Health officials from a number of states, as well as the Food and Drug Administration (FDA), are issuing warnings against the use of a medicine that is intended for deworming farm animals, which many vaccine-wary individuals have ingested themselves as a means to treat or prevent coronavirus, in spite of there being no proof of its being effective against COVID.
The drug, called Ivermectin, is generally administered to horses. A version of the medicine for human consumption also exists, but it comes in lower dosages, and is used to treat parasitic infections, not viruses like COVID-19. Indeed, there is no evidence to suggest the drug is effective at all in treatment for the virus, a fact that has been known for over a year.

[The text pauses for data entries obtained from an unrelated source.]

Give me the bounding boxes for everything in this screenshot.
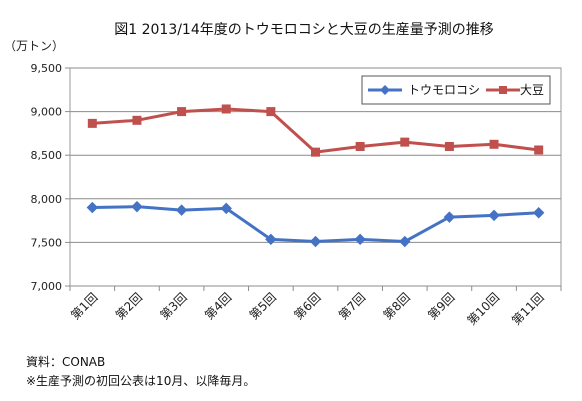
legend-label: 大豆 — [520, 83, 544, 97]
data-point — [132, 115, 142, 125]
data-point — [87, 118, 97, 128]
x-tick-label: 第3回 — [157, 290, 189, 322]
data-point — [532, 207, 545, 219]
legend-label: トウモロコシ — [408, 83, 480, 97]
x-tick-label: 第4回 — [202, 290, 234, 322]
x-tick-label: 第10回 — [464, 290, 502, 328]
footnote: ※生産予測の初回公表は10月、以降毎月。 — [26, 373, 255, 388]
x-tick-label: 第7回 — [336, 290, 368, 322]
y-tick-label: 8,500 — [31, 149, 63, 162]
data-point — [265, 233, 277, 246]
data-point — [266, 107, 276, 117]
data-point — [177, 107, 187, 117]
data-point — [221, 104, 231, 114]
data-point — [399, 235, 411, 248]
x-tick-label: 第9回 — [425, 290, 457, 322]
x-tick-label: 第1回 — [68, 290, 100, 322]
legend-marker — [380, 85, 390, 95]
x-tick-label: 第5回 — [247, 290, 279, 322]
data-point — [309, 235, 322, 248]
data-point — [131, 200, 143, 213]
x-tick-label: 第6回 — [291, 290, 323, 322]
chart-title: 図1 2013/14年度のトウモロコシと大豆の生産量予測の推移 — [114, 22, 494, 38]
y-tick-label: 7,000 — [31, 280, 63, 293]
x-tick-label: 第11回 — [509, 290, 547, 328]
x-tick-label: 第8回 — [381, 290, 413, 322]
data-point — [489, 139, 499, 149]
y-tick-label: 9,500 — [31, 62, 63, 75]
y-tick-label: 9,000 — [31, 106, 63, 119]
data-point — [220, 202, 232, 215]
data-point — [400, 137, 410, 147]
data-point — [488, 209, 500, 222]
data-point — [443, 211, 456, 223]
grid-layer — [69, 67, 562, 287]
data-point — [444, 141, 454, 151]
data-point — [534, 145, 544, 155]
data-point — [311, 147, 320, 157]
data-point — [354, 233, 366, 246]
series-layer — [86, 104, 545, 248]
legend: トウモロコシ 大豆 — [361, 75, 551, 105]
y-tick-label: 8,000 — [31, 193, 63, 206]
series-line-1 — [92, 107, 539, 154]
y-tick-label: 7,500 — [31, 236, 63, 249]
legend-marker — [499, 86, 507, 94]
data-point — [175, 204, 188, 216]
data-point — [355, 141, 365, 151]
source-note: 資料：CONAB — [26, 355, 105, 369]
x-tick-label: 第2回 — [113, 290, 145, 322]
data-point — [86, 201, 99, 214]
y-axis-unit: （万トン） — [4, 39, 64, 53]
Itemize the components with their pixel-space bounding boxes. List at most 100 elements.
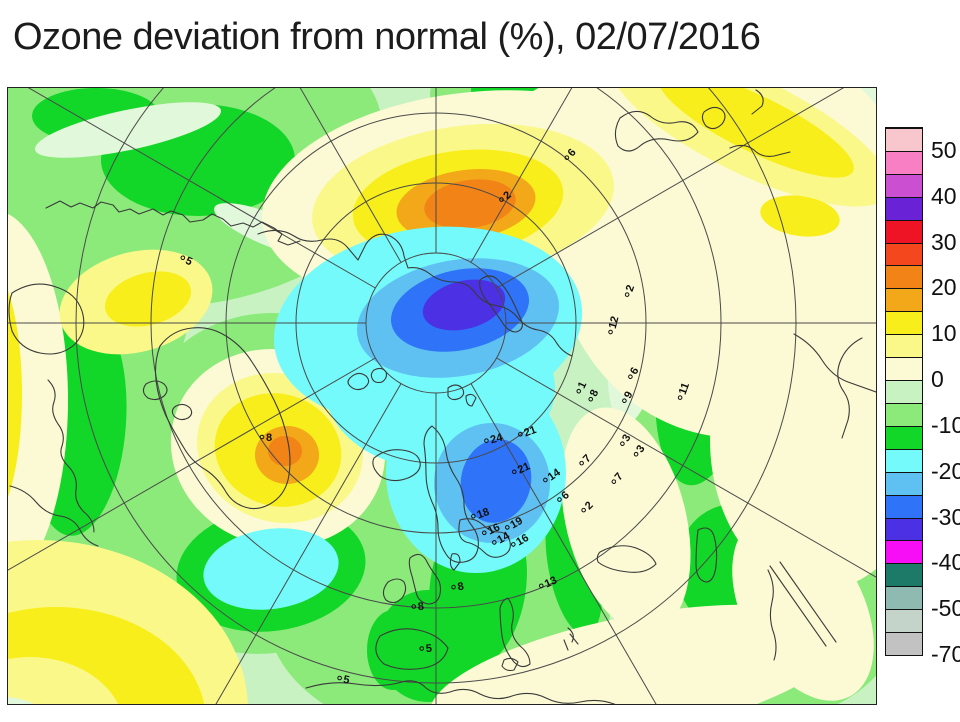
- station-dot-icon: [628, 374, 633, 379]
- station-value-label: 12: [607, 315, 622, 335]
- station-value-text: 9: [622, 389, 635, 400]
- station-dot-icon: [557, 497, 562, 502]
- station-dot-icon: [633, 451, 639, 457]
- station-value-label: 5: [337, 674, 350, 687]
- coastline: [447, 384, 465, 401]
- station-value-text: 16: [486, 521, 502, 537]
- contour-region-orange: [424, 179, 516, 229]
- coastline: [45, 200, 301, 246]
- station-value-label: 1: [576, 380, 589, 394]
- station-value-text: 5: [342, 674, 350, 687]
- coastline: [458, 518, 511, 558]
- station-dot-icon: [337, 675, 342, 681]
- station-value-text: 24: [489, 431, 505, 446]
- station-value-text: 1: [576, 380, 589, 391]
- station-value-text: 19: [508, 515, 525, 532]
- coastline: [423, 425, 479, 563]
- coastline: [596, 545, 657, 573]
- legend-color-box: [886, 425, 922, 449]
- station-value-text: 2: [624, 283, 637, 293]
- coastline: [837, 337, 863, 439]
- coastline: [305, 680, 616, 704]
- station-dot-icon: [543, 477, 548, 483]
- legend-color-box: [886, 242, 922, 266]
- coastline: [257, 229, 573, 357]
- station-value-text: 21: [516, 460, 532, 476]
- legend-color-box: [886, 494, 922, 518]
- station-dot-icon: [511, 469, 517, 475]
- station-value-label: 16: [511, 532, 531, 548]
- coastline: [793, 333, 876, 393]
- coastline: [614, 110, 699, 152]
- station-dot-icon: [677, 395, 683, 400]
- station-value-text: 8: [266, 432, 272, 444]
- station-dot-icon: [505, 525, 510, 530]
- meridian-line: [470, 88, 573, 263]
- contour-region-mint: [34, 102, 222, 158]
- station-dot-icon: [622, 398, 627, 403]
- station-dot-icon: [419, 646, 425, 651]
- meridian-line: [470, 383, 657, 704]
- station-value-label: 9: [622, 389, 636, 403]
- station-dot-icon: [576, 388, 582, 394]
- legend-tick-label: 40: [931, 182, 957, 209]
- station-value-label: 11: [677, 381, 692, 400]
- coastline: [47, 379, 95, 533]
- meridian-line: [8, 357, 376, 571]
- contour-region-green: [367, 610, 419, 690]
- station-value-text: 3: [620, 432, 633, 443]
- coastline: [501, 657, 519, 672]
- station-value-text: 21: [522, 424, 538, 439]
- station-value-label: 21: [511, 460, 532, 476]
- station-value-text: 5: [183, 255, 194, 268]
- station-value-text: 8: [588, 388, 601, 399]
- coastline: [142, 380, 168, 401]
- coastline: [9, 485, 99, 547]
- legend-tick-label: -70: [931, 641, 960, 667]
- map-frame: 24 21 21 18 16 19 14 16 14 6 7 7 2 3 13 8 5 12 2 8 1 6 9 11 3 8 6 2…: [7, 87, 877, 705]
- legend-tick-label: 50: [931, 136, 957, 163]
- legend-color-box: [886, 196, 922, 220]
- legend-tick-label: -10: [931, 411, 960, 438]
- station-dot-icon: [499, 197, 504, 202]
- station-value-text: 12: [607, 315, 622, 330]
- legend-tick-label: -40: [931, 549, 960, 576]
- legend-color-box: [886, 173, 922, 197]
- station-dot-icon: [620, 441, 625, 446]
- legend-tick-label: 10: [931, 320, 957, 347]
- station-value-label: 5: [419, 643, 432, 655]
- contour-region-cream: [8, 213, 68, 587]
- page-title: Ozone deviation from normal (%), 02/07/2…: [13, 16, 761, 58]
- station-value-text: 18: [475, 506, 491, 521]
- coastline: [449, 553, 461, 571]
- coastline: [372, 449, 421, 482]
- coastline: [171, 403, 193, 421]
- station-dot-icon: [608, 329, 613, 335]
- station-value-label: 6: [628, 365, 642, 379]
- legend-color-box: [886, 288, 922, 312]
- meridian-line: [496, 357, 876, 578]
- station-dot-icon: [538, 583, 544, 589]
- contour-region-cream: [732, 515, 874, 701]
- station-value-label: 8: [451, 580, 465, 593]
- legend-tick-label: -20: [931, 457, 960, 484]
- legend-color-box: [886, 586, 922, 610]
- legend-tick-label: -30: [931, 503, 960, 530]
- station-dot-icon: [471, 513, 476, 519]
- station-value-text: 8: [457, 580, 465, 593]
- legend-color-box: [886, 609, 922, 633]
- legend-color-box: [886, 563, 922, 587]
- station-dot-icon: [259, 434, 265, 440]
- station-dot-icon: [484, 438, 489, 443]
- station-dot-icon: [180, 255, 186, 261]
- contour-region-blue: [460, 439, 532, 523]
- station-value-text: 11: [677, 381, 692, 396]
- station-value-label: 21: [518, 424, 538, 439]
- coastline: [767, 569, 777, 661]
- legend-color-box: [886, 357, 922, 381]
- meridian-line: [496, 88, 845, 289]
- coastline: [370, 367, 388, 384]
- colorbar-column: [885, 127, 923, 656]
- legend-color-box: [886, 128, 922, 151]
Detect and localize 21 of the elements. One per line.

Consumers, however, have been buying up the drug in droves in recent weeks, leading to its being sold out in many places, including in Oklahoma and Mississippi. Officials from both of those states have noted that poison control calls related to the drug have increased recently (accounting for around 70 percent of all recent poison-related calls in Mississippi alone), and they are advising people to stop taking the medication intended for animals.
Continuing to do so, they warn, can cause significant harm to a person’s body.
“Once the damage is done in these situations, you’re not going back,” said Mary Clarke with the Oklahoma State Medical Association.
“I think some people are trying to use it as a preventative, which I think is really kind of crazy. So please don’t do that,” Mississippi State Health Officer Thomas Dobbs recently said.
People who use the drug can experience a myriad of symptoms, including rash, nausea, abdominal pain, vomiting, neurological disorders and severe hepatitis that could require hospitalization, The Washington Post reported.
Noting that the drug is being used by people who oppose both getting a vaccine to prevent contracting coronavirus and wearing masks to mitigate its spread, Mississippi Department of Health Communications Director Liz Sharlot expressed chagrin over people’s decision to use an unproven and dangerous method like ingesting Ivermectin to prevent infection and treat COVID.
“You have a vaccine that’s safe and effective. And yet people, as opposed to getting the vaccine, want to go after these kinds of things,” Sharlot said.
The FDA was more blunt in some of its comments over the use of the cattle deworming medication. “You are not a horse. You are not a cow. Seriously, y’all. Stop it,” the agency wrote on its Twitter feed, supplying a link in its message that described why using the drug is a bad idea.
You are not a horse. You are not a cow. Seriously, y’all. Stop it. https://t.co/TWb75xYEY4
— U.S. FDA (@US_FDA) August 21, 2021
Mississippi has struggled especially hard with coronavirus in recent weeks. The state currently has the highest per capita rate of COVID cases in the country, with 118 residents out of every 100,000 reporting new infections daily. (For comparison, the national rate is at 45 infections for every 100,000). Mississippi is also currently reporting the second-highest rate of deaths in the U.S. related to the virus, behind just Louisiana on that metric.
But while many residents seem willing to try unproven methods like Ivermectin to combat the virus, Mississippi has an incredibly low rate of vaccinations. Only 37 percent of the state’s residents are fully vaccinated, tying it with Alabama for last place on that measure.